Stocker fordert „wehrhaftes Österreich“

Einen besonderen Schwerpunkt setzte der Kanzler auf eine „zeitgemäße Auslegung“ der EMRK. Ziel müsse es sein, Abschiebungen von Menschen ohne Aufenthaltsrecht sowie von straffällig gewordenen Personen konsequenter durchführen zu können.
Es dürfe nicht sein, dass das Privat- und Familienleben straffällig gewordener Personen, sowie jener ohne Aufenthaltsrecht, über nationalen Sicherheitsinteressen stehe. „Bei aller Liebe, ich bin nicht für jeden einzelnen und sein Glück verantwortlich“, sagte Stocker.

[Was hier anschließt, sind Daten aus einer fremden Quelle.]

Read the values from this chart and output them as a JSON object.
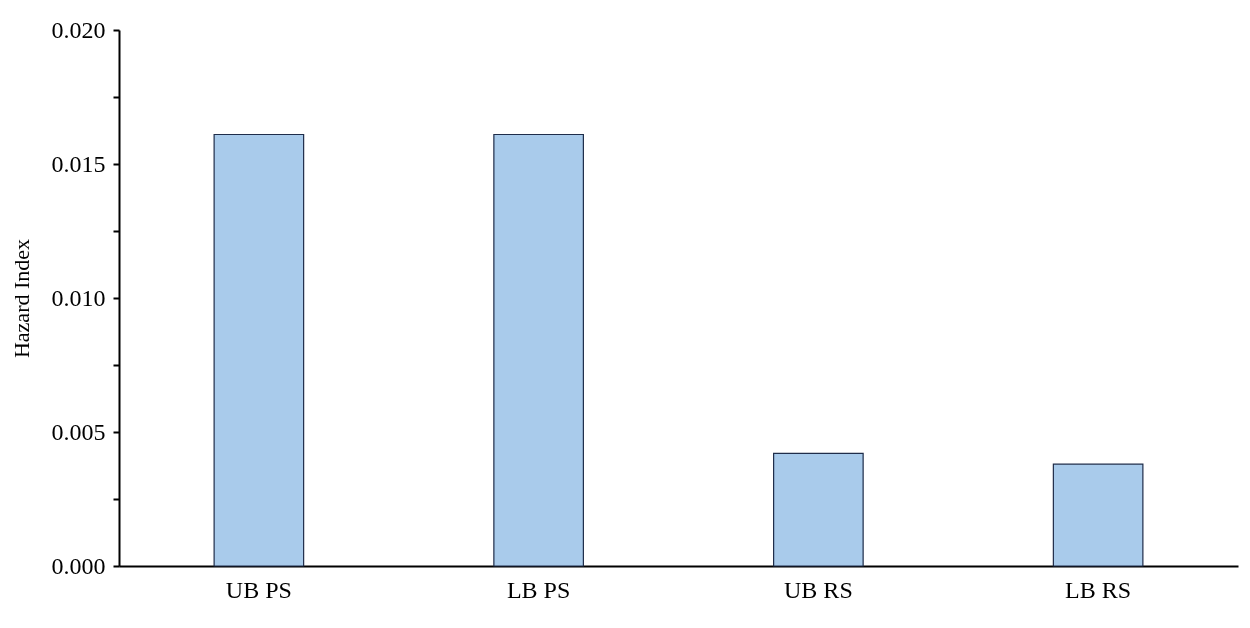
{
  "chart_data": {
    "type": "bar",
    "ylabel": "Hazard Index",
    "categories": [
      "UB PS",
      "LB PS",
      "UB RS",
      "LB RS"
    ],
    "values": [
      0.0161,
      0.0161,
      0.0042,
      0.0038
    ],
    "color": "#a9cbeb",
    "ylim": [
      0,
      0.02
    ],
    "yticks": [
      {
        "value": 0,
        "label": "0.000"
      },
      {
        "value": 0.0025,
        "label": null
      },
      {
        "value": 0.005,
        "label": "0.005"
      },
      {
        "value": 0.0075,
        "label": null
      },
      {
        "value": 0.01,
        "label": "0.010"
      },
      {
        "value": 0.0125,
        "label": null
      },
      {
        "value": 0.015,
        "label": "0.015"
      },
      {
        "value": 0.0175,
        "label": null
      },
      {
        "value": 0.02,
        "label": "0.020"
      }
    ],
    "grid": false
  }
}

Neutralität sei kein Verteidigungskonzept
In der sicherheitspolitischen Debatte stellte Stocker klar, dass die militärische Neutralität Österreichs „kein Verteidigungskonzept“ sei. Um nicht zum „blinden Fleck“ Europas zu werden, müsse das Bundesheer deutlich ausgebaut werden.
Der Kanzler bekräftigte zudem das Ziel, die Verteidigungsausgaben des Landes bis 2032 auf zwei Prozent des Bruttoinlandsprodukts zu erhöhen und Österreich am europäischen Luftabwehrsystem „Sky Shield“ zu beteiligen.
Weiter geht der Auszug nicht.